You were recently the Rona Jaffe Fellow at The MacDowell Colony. Can you tell us more about your time there?
I think the most lasting thing about my visit was being allowed to exist as a writer for two months. When you’re working jobs to get by financially so that you can go home and work at your secret job, the job you truly love and think about all day long—the chance to do that job full-time is an incredible gift in itself.
Also, people don’t ask you to apologize for what you do when you’re at an artist colony. People just assume you’re doing something important. This is the often the opposite of growing up in the Midwest, where most people assume I must be doing something really unimportant, because I don’t make any money. Being surrounded by the assumption that what you’re doing is important results in confidence, something that every creative person needs in droves if they want to do anything at all worthwhile.
It was one of those life-changing experiences I don’t really know how to talk about without sounding trite. I ate wonderful food, met wonderful people, and felt completely cared for in every way, which allowed me to focus on my thoughts. While there, I realized how many times during the course of an average day at home, I have the beginning of a poem but no time to follow through. At MacDowell I was able to follow through.

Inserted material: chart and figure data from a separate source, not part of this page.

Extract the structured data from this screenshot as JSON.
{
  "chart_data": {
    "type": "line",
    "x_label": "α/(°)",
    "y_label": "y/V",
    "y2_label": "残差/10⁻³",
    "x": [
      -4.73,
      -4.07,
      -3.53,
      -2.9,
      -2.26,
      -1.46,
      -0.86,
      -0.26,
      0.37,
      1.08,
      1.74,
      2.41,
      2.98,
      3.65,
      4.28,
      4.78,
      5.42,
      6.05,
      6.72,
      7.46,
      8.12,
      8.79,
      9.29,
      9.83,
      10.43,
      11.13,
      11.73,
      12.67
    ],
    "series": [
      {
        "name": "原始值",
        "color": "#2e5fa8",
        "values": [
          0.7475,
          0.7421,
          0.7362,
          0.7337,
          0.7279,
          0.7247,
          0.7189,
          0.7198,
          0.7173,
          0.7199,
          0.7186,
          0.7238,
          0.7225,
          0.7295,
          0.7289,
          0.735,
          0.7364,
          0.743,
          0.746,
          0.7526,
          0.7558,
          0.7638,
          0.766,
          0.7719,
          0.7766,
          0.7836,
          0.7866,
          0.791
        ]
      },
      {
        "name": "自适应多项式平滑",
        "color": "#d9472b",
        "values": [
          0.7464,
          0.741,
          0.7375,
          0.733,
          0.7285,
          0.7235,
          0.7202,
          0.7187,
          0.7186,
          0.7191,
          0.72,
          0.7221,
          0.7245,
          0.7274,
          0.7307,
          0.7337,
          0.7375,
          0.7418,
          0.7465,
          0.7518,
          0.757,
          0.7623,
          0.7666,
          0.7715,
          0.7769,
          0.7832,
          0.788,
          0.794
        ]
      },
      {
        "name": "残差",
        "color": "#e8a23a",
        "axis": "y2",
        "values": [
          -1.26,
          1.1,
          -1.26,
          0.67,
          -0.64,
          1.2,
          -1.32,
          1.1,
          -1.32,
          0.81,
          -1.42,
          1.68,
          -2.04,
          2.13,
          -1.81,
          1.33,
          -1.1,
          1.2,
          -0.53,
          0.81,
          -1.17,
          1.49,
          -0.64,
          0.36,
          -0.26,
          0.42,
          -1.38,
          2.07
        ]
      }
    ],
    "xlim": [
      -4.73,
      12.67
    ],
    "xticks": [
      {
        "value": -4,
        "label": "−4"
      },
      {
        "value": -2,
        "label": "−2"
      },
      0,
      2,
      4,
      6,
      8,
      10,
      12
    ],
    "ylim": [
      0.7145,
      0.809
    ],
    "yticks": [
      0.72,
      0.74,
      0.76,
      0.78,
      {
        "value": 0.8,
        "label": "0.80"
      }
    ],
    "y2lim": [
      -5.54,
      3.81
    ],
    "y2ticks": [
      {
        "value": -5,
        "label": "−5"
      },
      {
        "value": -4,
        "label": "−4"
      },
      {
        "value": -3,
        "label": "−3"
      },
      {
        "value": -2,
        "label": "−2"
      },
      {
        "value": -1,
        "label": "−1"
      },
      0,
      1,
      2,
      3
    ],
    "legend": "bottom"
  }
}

Honestly, it’s the kind of gratitude I can’t figure out how to adequately express. My whole life has changed for the better since my residency, in ways that really surprised me, and I have no doubt that the MacDowell Colony and the Rona Jaffe Foundation are responsible for that.
What other writing projects are you currently working on?
Right now I’m writing a lot of poems with a background image in mind—the Wizard of Oz being revealed, the moment the curtain is pulled back and a sad little man is found to be working a machine that makes the magic, and the faces of the fooled who had hoped so hard. Just that split second of the revelation, not the before or after of it. There’s also a masculine vanity at play in these new poems, paired with a dangerous impotence. The idea of ineffectuality is really interesting to me right now, like a horizon that just moves back ten feet every time you get close to it. There are people like that. So I have about twenty poems in this new series so far, which I’m thinking will be a chapbook called “In My Study of Hysteria.” I like the idea of a chapbook for these poems because they’re more unified in tone than the full-length manuscript I just finished. I am also in the beginning stages of editing an epistolary collaboration between myself and another writer with whom I have corresponded for over ten years.
What great books have you read recently?
Songs of Kabir, translated by Arvind Krishna Mehrotra, was a highlight of the summer. Mariana Marin’s Paper Children is beautiful and I’ve returned to it all month long—it’s been out from Ugly Duckling Presse for a bit of time but I’m new to it. The same goes for Matthew Rohrer’s A Plate of Chicken. My friend Virginia Konchan is one of my favorite poets, and her manuscript sits by my bed for ease of access. I read The Epic of Gilgamesh recently and swooned—it has a wild man in it.
I’m usually broke so I can’t buy books very often. This means I read a lot of poems individually or in clusters, as my primary access to current poetry is online. I was teaching at a university last year but I moved away, and I really miss their library in terms of contemporary poetry. So my reading includes a lot of online journals—I love Guernica, Boston Review, and Little Star. A poem by Zbigniew Herbert completely changed my life this summer: Achilles. Penthesilea—you can read the Joseph Brodsky translation here. I’ve read it about two million times in two months.